How I found this address

Data like this almost always comes in one of three ways: json, rss (or similar xml), or web service (soap). A web service would usually be loaded and parsed at the server, and then sent with the html, and rss is harder to parse in javascript and less popular recently, so I went for json first.

I started by opening the page in chrome. Then I opened the developer tools (F12) and chose the Network tab. Now when I refresh the page I get a list of every item downloaded from the web server for this page.1 I then narrow down the list by just looking at the javascript downloads (the JS button in the toolbar... I'm looking for a json response). This gives me a reasonable number of items, and I can narrow the search further by only looking at 200 status responses, of which I only saw two: both from this address.

Note that the full address actually looked like this:

https://supportfiles.rockstargames.com/support/serverStatus.json?callback=jsonCallbackStatus&callback=jsonCallbackStatus&_=1465445182216

There's a bug in the page, as it makes no sense to have a callback url parameter twice, especially with the same value. I only bring this up because of the _ url parameter. Cut the last 3 digits off of that value and you end up with a unix timestamp that happens to match today's date. You may want to generate a url which includes a timestamp like this, as it's possible that Rockstar uses the timestamp on the server to avoid serving a cached response. You'd hate to a get a response cached an hour ago when everything was fine if a server is down now.

One last reminder: I'm not 100% sure this is the data you need. It's possible it comes from another request. But this is all you get for free :) Hopefully the write up of how I got this far is enough for you to do your own detective work verifying the result.

Of course, you also have the option of using a WebBrowser control, which would run the javascript. But it's way slower, you're back to parsing the ugly html, and any little html change will break your code (whereas the json result is likely to live through several web site redesigns).

Source code to read the data

Dim unixTime As ULong = (DateTime.UtcNow - New DateTime(1970, 1, 1, 0, 0, 0)).TotalMilliSeconds
Using wc As New WebClient(),
      rdr As New StreamReader(wc.OpenRead($"https://supportfiles.rockstargames.com/support/serverStatus.json?_={unixTime}"))

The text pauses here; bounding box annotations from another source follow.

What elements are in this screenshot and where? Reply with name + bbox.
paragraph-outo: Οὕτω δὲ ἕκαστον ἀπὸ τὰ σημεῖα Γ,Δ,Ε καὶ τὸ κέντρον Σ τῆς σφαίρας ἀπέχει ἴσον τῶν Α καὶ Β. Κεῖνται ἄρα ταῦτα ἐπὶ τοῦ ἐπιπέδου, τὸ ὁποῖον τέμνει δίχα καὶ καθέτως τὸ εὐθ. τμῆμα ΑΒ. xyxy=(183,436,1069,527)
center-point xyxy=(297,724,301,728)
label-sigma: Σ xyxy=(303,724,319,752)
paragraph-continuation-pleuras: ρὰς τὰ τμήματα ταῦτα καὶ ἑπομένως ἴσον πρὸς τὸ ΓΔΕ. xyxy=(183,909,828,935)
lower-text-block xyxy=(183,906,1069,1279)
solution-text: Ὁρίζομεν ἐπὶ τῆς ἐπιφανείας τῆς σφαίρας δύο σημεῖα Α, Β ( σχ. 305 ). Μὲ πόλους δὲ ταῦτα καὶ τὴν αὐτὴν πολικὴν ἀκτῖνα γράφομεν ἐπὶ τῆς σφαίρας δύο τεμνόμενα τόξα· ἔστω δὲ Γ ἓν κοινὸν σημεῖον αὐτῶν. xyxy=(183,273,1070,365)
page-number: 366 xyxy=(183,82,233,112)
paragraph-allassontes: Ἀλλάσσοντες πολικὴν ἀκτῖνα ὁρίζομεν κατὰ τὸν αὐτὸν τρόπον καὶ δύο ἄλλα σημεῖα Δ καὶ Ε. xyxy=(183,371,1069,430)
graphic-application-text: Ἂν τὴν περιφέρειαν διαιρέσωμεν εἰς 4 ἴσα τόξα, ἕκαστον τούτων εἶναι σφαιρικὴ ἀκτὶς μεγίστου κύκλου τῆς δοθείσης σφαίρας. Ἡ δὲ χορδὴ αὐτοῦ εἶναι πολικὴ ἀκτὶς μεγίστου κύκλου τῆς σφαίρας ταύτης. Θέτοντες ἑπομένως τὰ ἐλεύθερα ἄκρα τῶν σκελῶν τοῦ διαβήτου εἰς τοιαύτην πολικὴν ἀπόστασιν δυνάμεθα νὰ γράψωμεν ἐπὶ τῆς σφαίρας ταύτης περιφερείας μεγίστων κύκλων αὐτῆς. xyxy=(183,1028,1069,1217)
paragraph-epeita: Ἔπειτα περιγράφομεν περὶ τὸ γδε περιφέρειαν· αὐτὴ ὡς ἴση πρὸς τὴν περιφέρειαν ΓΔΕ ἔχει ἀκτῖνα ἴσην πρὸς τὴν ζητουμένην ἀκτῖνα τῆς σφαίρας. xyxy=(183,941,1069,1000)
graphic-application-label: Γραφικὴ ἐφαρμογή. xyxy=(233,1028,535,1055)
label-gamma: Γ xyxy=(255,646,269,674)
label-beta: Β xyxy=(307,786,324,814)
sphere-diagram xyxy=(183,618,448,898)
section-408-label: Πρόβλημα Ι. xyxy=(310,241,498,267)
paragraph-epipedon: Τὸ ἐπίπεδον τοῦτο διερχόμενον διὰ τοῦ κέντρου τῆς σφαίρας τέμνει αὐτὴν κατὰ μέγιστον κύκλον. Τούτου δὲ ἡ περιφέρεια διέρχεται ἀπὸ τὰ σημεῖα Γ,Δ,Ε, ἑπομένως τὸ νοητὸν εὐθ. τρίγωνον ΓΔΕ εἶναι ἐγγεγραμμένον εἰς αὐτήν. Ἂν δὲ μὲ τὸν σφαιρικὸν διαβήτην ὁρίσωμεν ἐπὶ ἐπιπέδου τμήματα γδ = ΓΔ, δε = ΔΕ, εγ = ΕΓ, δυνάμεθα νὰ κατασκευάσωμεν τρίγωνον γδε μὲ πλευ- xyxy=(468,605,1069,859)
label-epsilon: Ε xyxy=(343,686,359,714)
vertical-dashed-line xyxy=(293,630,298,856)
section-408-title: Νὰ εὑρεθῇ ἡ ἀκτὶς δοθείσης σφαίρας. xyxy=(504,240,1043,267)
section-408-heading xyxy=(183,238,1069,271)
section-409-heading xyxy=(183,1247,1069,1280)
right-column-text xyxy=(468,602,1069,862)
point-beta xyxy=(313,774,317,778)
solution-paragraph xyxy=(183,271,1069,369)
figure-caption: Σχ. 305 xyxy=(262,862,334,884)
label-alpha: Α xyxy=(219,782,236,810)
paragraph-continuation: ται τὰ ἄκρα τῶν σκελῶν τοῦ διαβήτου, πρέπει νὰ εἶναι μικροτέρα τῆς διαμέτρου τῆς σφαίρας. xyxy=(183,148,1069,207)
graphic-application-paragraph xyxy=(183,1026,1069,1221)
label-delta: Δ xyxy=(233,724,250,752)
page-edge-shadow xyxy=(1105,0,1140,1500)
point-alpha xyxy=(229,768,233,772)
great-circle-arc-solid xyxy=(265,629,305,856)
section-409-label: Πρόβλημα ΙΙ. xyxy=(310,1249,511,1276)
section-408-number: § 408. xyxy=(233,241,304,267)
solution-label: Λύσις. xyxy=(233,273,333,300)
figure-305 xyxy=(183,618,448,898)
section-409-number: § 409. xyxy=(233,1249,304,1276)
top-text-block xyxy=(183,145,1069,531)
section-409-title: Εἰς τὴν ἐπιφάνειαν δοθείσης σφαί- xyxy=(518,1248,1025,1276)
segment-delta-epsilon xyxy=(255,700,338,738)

    Dim line = rdr.ReadLine()
    While line IsNot Nothing
        line = line.Trim()
        If line.StartsWith("""xboxUpOrDownOverride") Then
            Dim parts = line.Split(":".ToCharArray())
            parts(1) = Regex.Replace(parts(1), "[ "",]", "")
            If parts(1).Length > 0 Then
                Console.WriteLine("Up/Down Failed")
            Else
                Console.WriteLine("Up/Down Okay")
            End If
        End If
        If line.StartsWith("""xboxWarningOverrideMessage") Then
            Dim parts = line.Split(":".ToCharArray())
            parts(1) = Regex.Replace(parts(1), "[ "",]", "")
            If parts(1).Length > 0 Then
                Console.WriteLine("Warning Failed")
            Else
                Console.WriteLine("Warning Okay")
            End If
        End If
        If line.StartsWith("""giantWarningOverrideMessage") Then
            Dim parts = line.Split(":".ToCharArray())
            parts(1) = Regex.Replace(parts(1), "[ "",]", "")
            If parts(1).Length > 0 Then
                Console.WriteLine("Giant Warning Failed")
            Else
                Console.WriteLine("Giant Warning Okay")
            End If
        End If
        line = rdr.ReadLine()
    End While

You should also consider using a real json parser (very easy to do via NuGet), as even something as simple as adding a minimizer would break this existing code by pushing everything into one line.


1 And there were a lot of things downloaded. Rockstar should invest in a bundler to minimize http requests for faster page loads and lower bandwidth, especially on mobile devices.